In a recent pop up survey on NeuroLeadership.com, we asked visitors one question: What does it mean for a person to have a “growth mindset”? From the 208 responses we received, we learned that, given a few options featuring the most common meanings attached to growth mindset, the vast majority of participants identified the right one:
- 89% of survey participants correctly identify growth mindset as the belief that a person’s abilities can be improved (correct)
- 9% think that having a growth mindset means to be positive and optimistic (incorrect)
- Only 1.4% think that it relates to striving for business growth (incorrect), and
- 0.5% don’t know what it means (unfortunate)
These results basically reflect the findings from our recent industry research on growth mindset. As HR and talent teams work hard on clarifying and communicating the correct definition throughout the organization, they mostly succeed. Once in a while, though, they may encounter individuals or teams that hang on to misinformed and false ideas of growth mindset. We recently explored this trend in an article called “5 Mistakes Companies Make About Growth Mindsets” for the Harvard Business Review. Simply put, don’t mistake growth mindset for endless optimism.

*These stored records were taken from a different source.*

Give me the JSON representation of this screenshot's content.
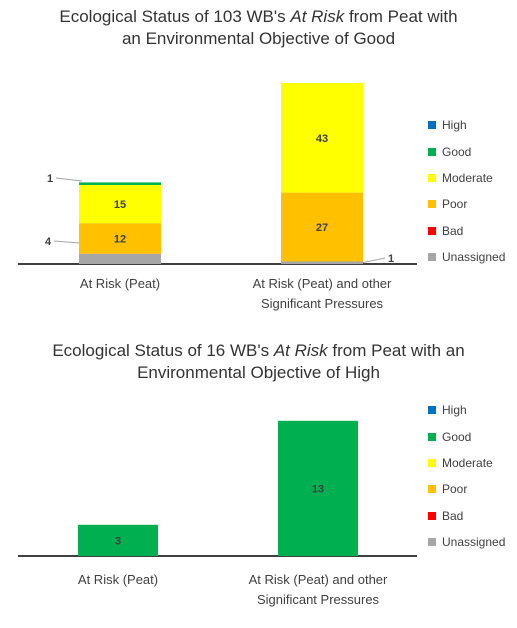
{
  "colors": {
    "High": "#0070c0",
    "Good": "#00b050",
    "Moderate": "#ffff00",
    "Poor": "#ffc000",
    "Bad": "#ff0000",
    "Unassigned": "#a6a6a6"
  },
  "legend": [
    "High",
    "Good",
    "Moderate",
    "Poor",
    "Bad",
    "Unassigned"
  ],
  "chart_data": [
    {
      "type": "bar",
      "stacked": true,
      "title": {
        "line1_pre": "Ecological Status of 103 WB's ",
        "line1_italic": "At Risk",
        "line1_post": " from Peat with",
        "line2": "an Environmental Objective of Good"
      },
      "categories": [
        "At Risk (Peat)",
        "At Risk (Peat) and other Significant Pressures"
      ],
      "category_lines": [
        [
          "At Risk (Peat)"
        ],
        [
          "At Risk (Peat) and other",
          "Significant Pressures"
        ]
      ],
      "series": [
        {
          "name": "Unassigned",
          "values": [
            4,
            1
          ]
        },
        {
          "name": "Bad",
          "values": [
            0,
            0
          ]
        },
        {
          "name": "Poor",
          "values": [
            12,
            27
          ]
        },
        {
          "name": "Moderate",
          "values": [
            15,
            43
          ]
        },
        {
          "name": "Good",
          "values": [
            1,
            0
          ]
        },
        {
          "name": "High",
          "values": [
            0,
            0
          ]
        }
      ],
      "ylim": [
        0,
        72
      ],
      "legend_position": "right",
      "grid": false
    },
    {
      "type": "bar",
      "stacked": true,
      "title": {
        "line1_pre": "Ecological Status of 16 WB's ",
        "line1_italic": "At Risk",
        "line1_post": " from Peat with an",
        "line2": "Environmental Objective of High"
      },
      "categories": [
        "At Risk (Peat)",
        "At Risk (Peat) and other Significant Pressures"
      ],
      "category_lines": [
        [
          "At Risk (Peat)"
        ],
        [
          "At Risk (Peat) and other",
          "Significant Pressures"
        ]
      ],
      "series": [
        {
          "name": "Unassigned",
          "values": [
            0,
            0
          ]
        },
        {
          "name": "Bad",
          "values": [
            0,
            0
          ]
        },
        {
          "name": "Poor",
          "values": [
            0,
            0
          ]
        },
        {
          "name": "Moderate",
          "values": [
            0,
            0
          ]
        },
        {
          "name": "Good",
          "values": [
            3,
            13
          ]
        },
        {
          "name": "High",
          "values": [
            0,
            0
          ]
        }
      ],
      "ylim": [
        0,
        13
      ],
      "legend_position": "right",
      "grid": false
    }
  ]
}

We at the NeuroLeadership Institute define growth mindset as the belief that skills and abilities can be improved, and that developing our skills and abilities is the purpose of the work we do. But we have also learned something else in our research: people in organizations attach various, personalized interpretations to the idea of growth mindset — something we highlighted in our recent webinar Growth Mindset 101.

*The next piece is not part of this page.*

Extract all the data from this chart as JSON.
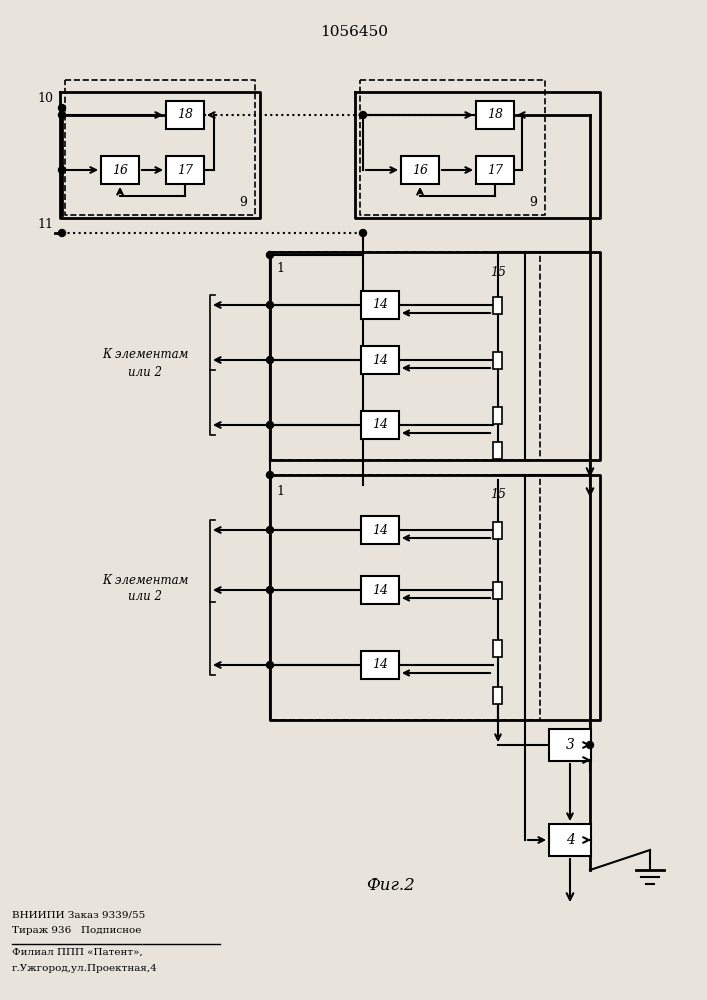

Getting the idea of growth mindset right matters. This powerful concept will be increasingly important for individuals and organizations who need to adapt to the ongoing changes posed by digital disruption. Given the many interpretations of growth mindset that are out there, clarifying what it means — and what it doesn’t mean — is a crucial step in creating a growth mindset culture.
What really makes a difference is when organizations are able to weave the concept of growth mindset deep into their people’s everyday behaviors and their organizational processes. In order to do that, organizations first need to be clear on what growth mindset means to them.